My father died in January. He served in the Korean War, and was perhaps not technically a hero – except to me. His passing, and the time I spent with him in the days before his death, has given me a far greater appreciation for what many of my clients and their family’s experience. Death is painful, it is hard to watch, it makes you cry and it is humbling. My dad’s death was all of those, but it was natural and inevitable. Paul Schwarz’s death was not natural, it was not inevitable, and it came before its time because our food supply is in fact not “the safest in the world.”

  • Paul F Schwarz

    Bill told the story of my father. We can’t take the safety of our food for granted. Dad took a few bites of listeria tainted cantaloupe from Jensen Farms. This changed my families lives forever, but not for the better I assure you!
    Federal inspections should be a regular event pertaining to the safety of our food! Third party ‘audits’ should not be the norm.
    On Sundays and holidays my brothers and I would play early morning golf with dad. My brother Greg and I are going to play with Dad on our mind this morning. I can still hear him say to my slice ‘now hook’!
    Our fathers that went off to war came home and quietly went about their business of life! As I told you before our fathers are proud of us.
    Paul A Schwarz
    Section 51 Row 1 Grave 3 Ft Leavenworth/Leavenworth National Cemetery

  • Thank you Bill for posting this moving story and Paul for the personal comment. This is an American tragedy of monumental proportion. I am ashamed for our country.

  • Jeff Almer

    I extend my wish for peace for the Schwarz family in this truly preventable tragedy.
    Your father sounded like a wonderful person and deserved better.

  • Ronnie Allen

    A very moving story and one that we should not forget. There are those that argue less regulations and more flexibility for business but here are the results of that type policy. Hopefully people can see the importance of regulations and inspections for products and goods that we all consume. My condolences to the Schwarz family and all the other families victimized by this lackadaisical regulation.

  • Chris Argento

    My sincerest condolences to the Family of Paul Schwarz, a fallen hero. Sadly, words can not fully express this tragic loss.

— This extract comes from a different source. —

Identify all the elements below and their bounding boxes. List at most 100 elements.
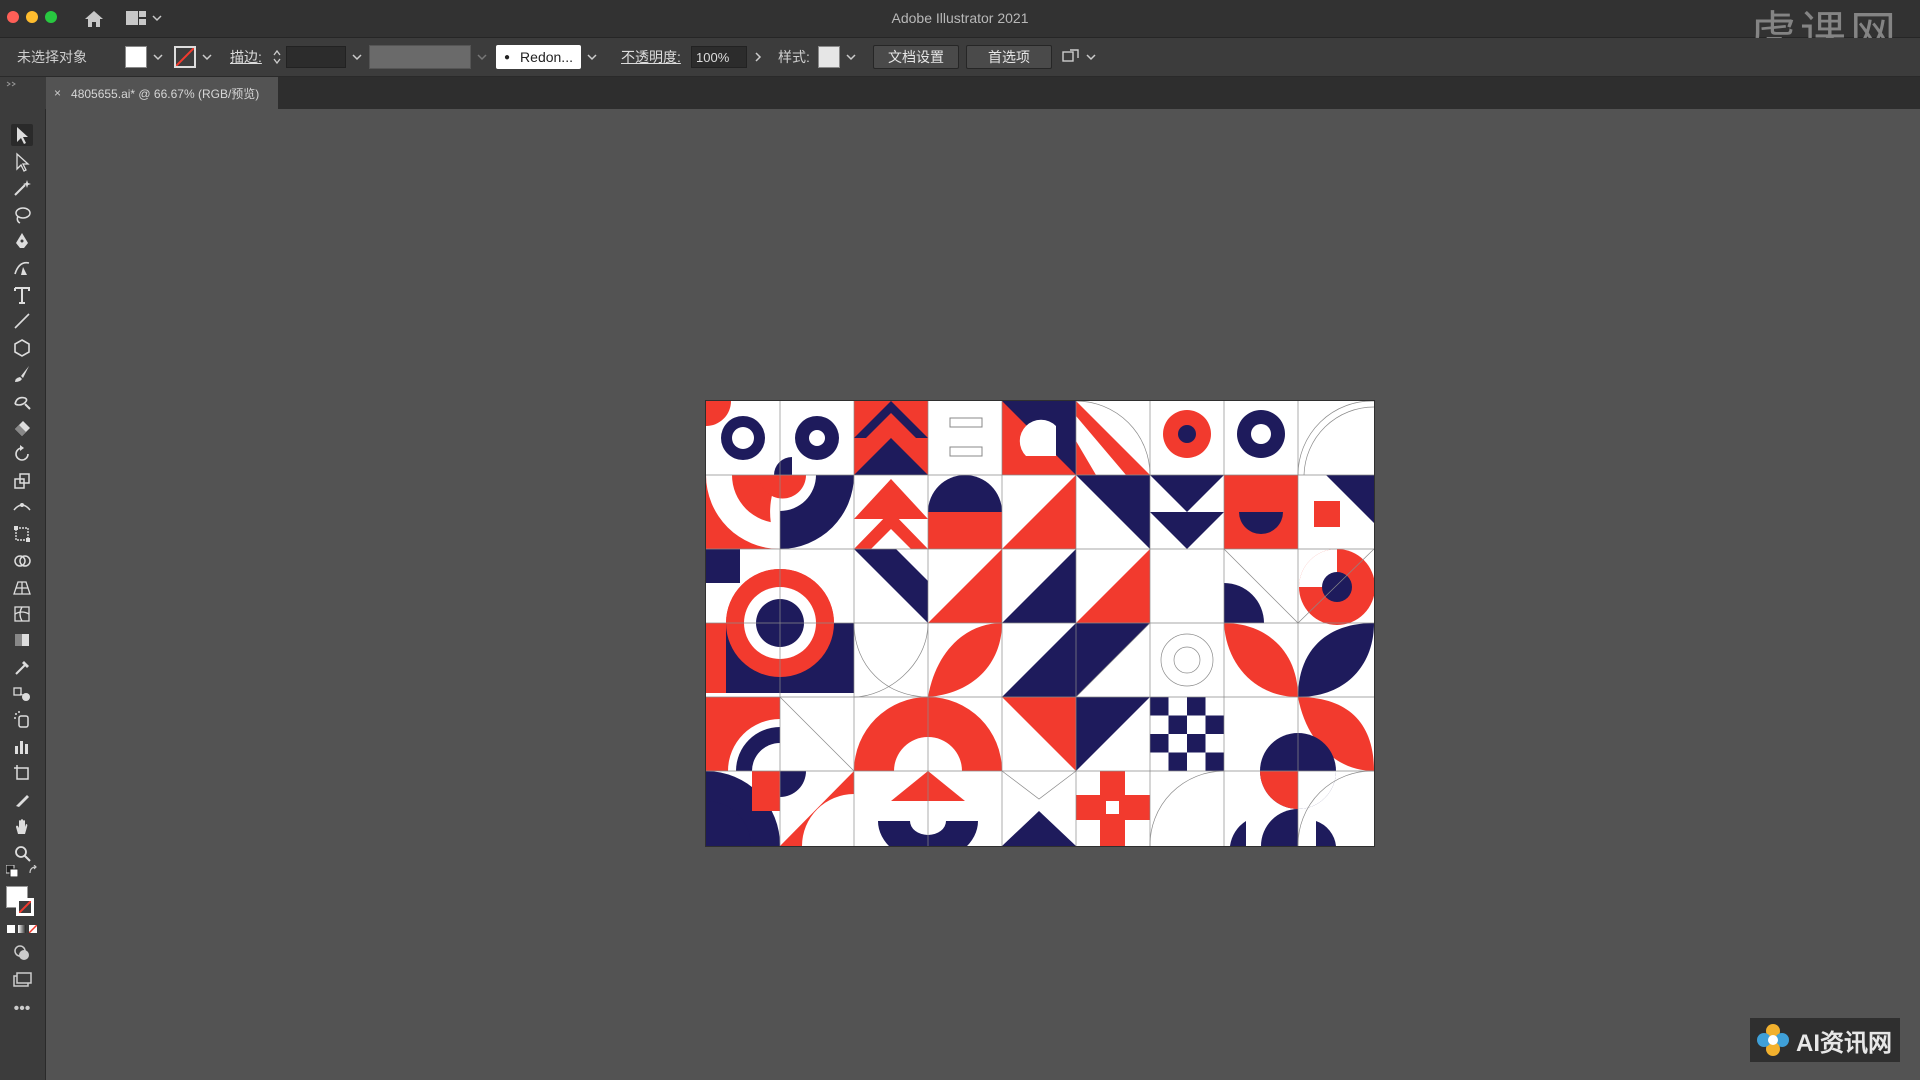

    To Whomever (Bill??) posted: “My father died in January. He served in the Korean War, and was perhaps not technically a hero – except to me.” PLEASE REMEMBER: EVERY MAN & WOMAN WHO HAS TAKEN THE OATH TO SERVE IS INDEED AN AMERICAN HERO, REGARDLESS OF HAVING ACTUALLY EXPERIENCED COMBAT ACTION.

    As a Patriot Guard Rider (PGR), NYS Region 9 and American Legion Rider (ALR), Post 1244 Greenlawn NY I (we) salute your beloved departed fathers, our fallen heroes, with honor, dignity and respect. We ride to remind those who have forgotten, and to honor and keep the sacrifices and memories of our Veterans alive. Your Fathers ride on, and they are spiritually with us on every mission of the PGR/ALR.

    Thank you Bill for your dedication, the protection of those unable to defend themselves, and making positive food safety changes in government and business – evolving because of your professional focus to food safety.